A year ago all you could read about was ruby this, and ruby that. Ruby on Rails and 37signals. Now we hear... crickets.

A year ago I was very active with Ruby, but have since almost forgotten about it.

Who here uses Ruby?

Geekkit
August 3rd, 2007, 01:34 AM
What's Ruby?

*hops in time machine, goes back to 1993*

Ohhh ... Ruby. Sorry guy, Ruby didn't make it. They forgot to unplug life support.

pmasiar
August 3rd, 2007, 02:09 AM
2 years ago Ruby was the only game in the town for rapid web app frameworks. Not anymore. Python has 2 or 3 (Django, Turbogears, and maybe Pylons - but Pylons is different) frameworks as good and rapid as Ruby ever was. Even Java is making noises that not all frameworks needs be oversomplicated monsters like Struts 1.0. Rails has couple very radical ideas ("convention instead of configuration" is truly brilliant) but Python was able to repurpose them - and Python community is huge, hackers are smart, and need for better solutions was dire.

Another way to make nicer, more responsive web apps is AJAX and friends (JSON, AHAH etc). To avoid handling javascript idiosyncracies and quirks in implementations in different browsers, you need to generage JS instead of hand-crafting it. So JS libraries were created: Yahoo, Google have their own, and many more. ZK framework for Java is brilliant idea in this area - let's process JS events on server, in Java!

People realized that even with RoR, someone needs to write code, and it is lots of learning how.

Note360
August 3rd, 2007, 02:38 AM
Ruby is good all around I like some rubisms compared to pythonisms, but i find my self drawn to python for some reason. I don't know why.

skeeterbug
August 3rd, 2007, 05:52 PM
Has Ruby's popularity, or should I say hype, dissipated?

A year ago all you could read about was ruby this, and ruby that. Ruby on Rails and 37signals. Now we hear... crickets.

A year ago I was very active with Ruby, but have since almost forgotten about it.

Who here uses Ruby?

If you check out the official RoR blog it is pretty dead with comments too (only a handful). I think their problem is they touted everything in the framework as being so easy and fast to develop. When you run into the special needs of application you suddenly don't know what to do, or it doesn't work for crap.

At my day job we do C#/ASP.NET (Yes I know, the devil made it). We were looking to do rails for a web service API, sitting on top of SQL Server. Just because they have an adapter for SQL Server doesn't mean it works right! You can't upload binary objects larger than 50k into the database, along with a few other problems, like failing to handle reserved names. We ended up doing it in .NET using LLBLGen (old faithful for us).

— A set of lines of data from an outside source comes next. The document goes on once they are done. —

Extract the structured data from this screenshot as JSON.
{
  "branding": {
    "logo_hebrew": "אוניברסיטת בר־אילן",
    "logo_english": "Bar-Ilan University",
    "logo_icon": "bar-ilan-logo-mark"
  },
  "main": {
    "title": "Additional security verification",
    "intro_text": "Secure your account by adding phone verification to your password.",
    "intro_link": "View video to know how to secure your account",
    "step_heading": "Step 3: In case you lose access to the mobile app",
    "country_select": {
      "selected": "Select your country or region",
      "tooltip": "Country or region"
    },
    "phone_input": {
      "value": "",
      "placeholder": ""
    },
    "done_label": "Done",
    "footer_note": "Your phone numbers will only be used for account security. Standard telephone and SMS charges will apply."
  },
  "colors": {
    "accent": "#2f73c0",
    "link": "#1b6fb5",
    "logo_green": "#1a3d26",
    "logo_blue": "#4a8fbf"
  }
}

If you take a look at DJango, it offers the same as RoR, plus more. The admin section is brilliant, and can be used in production, you can't say the same about rails scaffolds, can you? Plus like someone said, the Python community is bigger. The rails framework also got people started in the framework without actually learning ruby first (I am sure this made for some great maintainable code).

pmasiar
August 4th, 2007, 01:38 AM
And another half-bit :-) of info about community. Big part of Ruby deep development discussion is on mail-list in Japanese :-( (which will obviously limit access :-) for many free software developers ) because Matz (http://en.wikipedia.org/wiki/Yukihiro_Matsumoto) likes it so. Compared to that, Python's Guido is Dutch, much easier to learn :-)

elst
August 5th, 2007, 10:40 AM
I suspect that part of the reason that the buzz has fallen off is that Rails is the only really big app for Ruby. Rails hasn't had a release in a while as the devs are working on Rails 2.0, and many early adopters have now tried Rails and come to a conclusion about it - either that it was right for them or it wasn't. So the Rails hype period is over, and there isn't so much to talk about there right now. Ruby 2 is still in development and won't be out until December.

Python is semi-officially the development language for Ubuntu, and I think that these forums reflect that. Not a bad thing at all, but it does mean that there is more discussion of Python here. Ruby and Rails folks have their own hang-outs, and you can probably gauge the health of those projects better by asking in those places. I get the impression that it's good - new projects are still being delivered in RoR and the conferences are still filling up.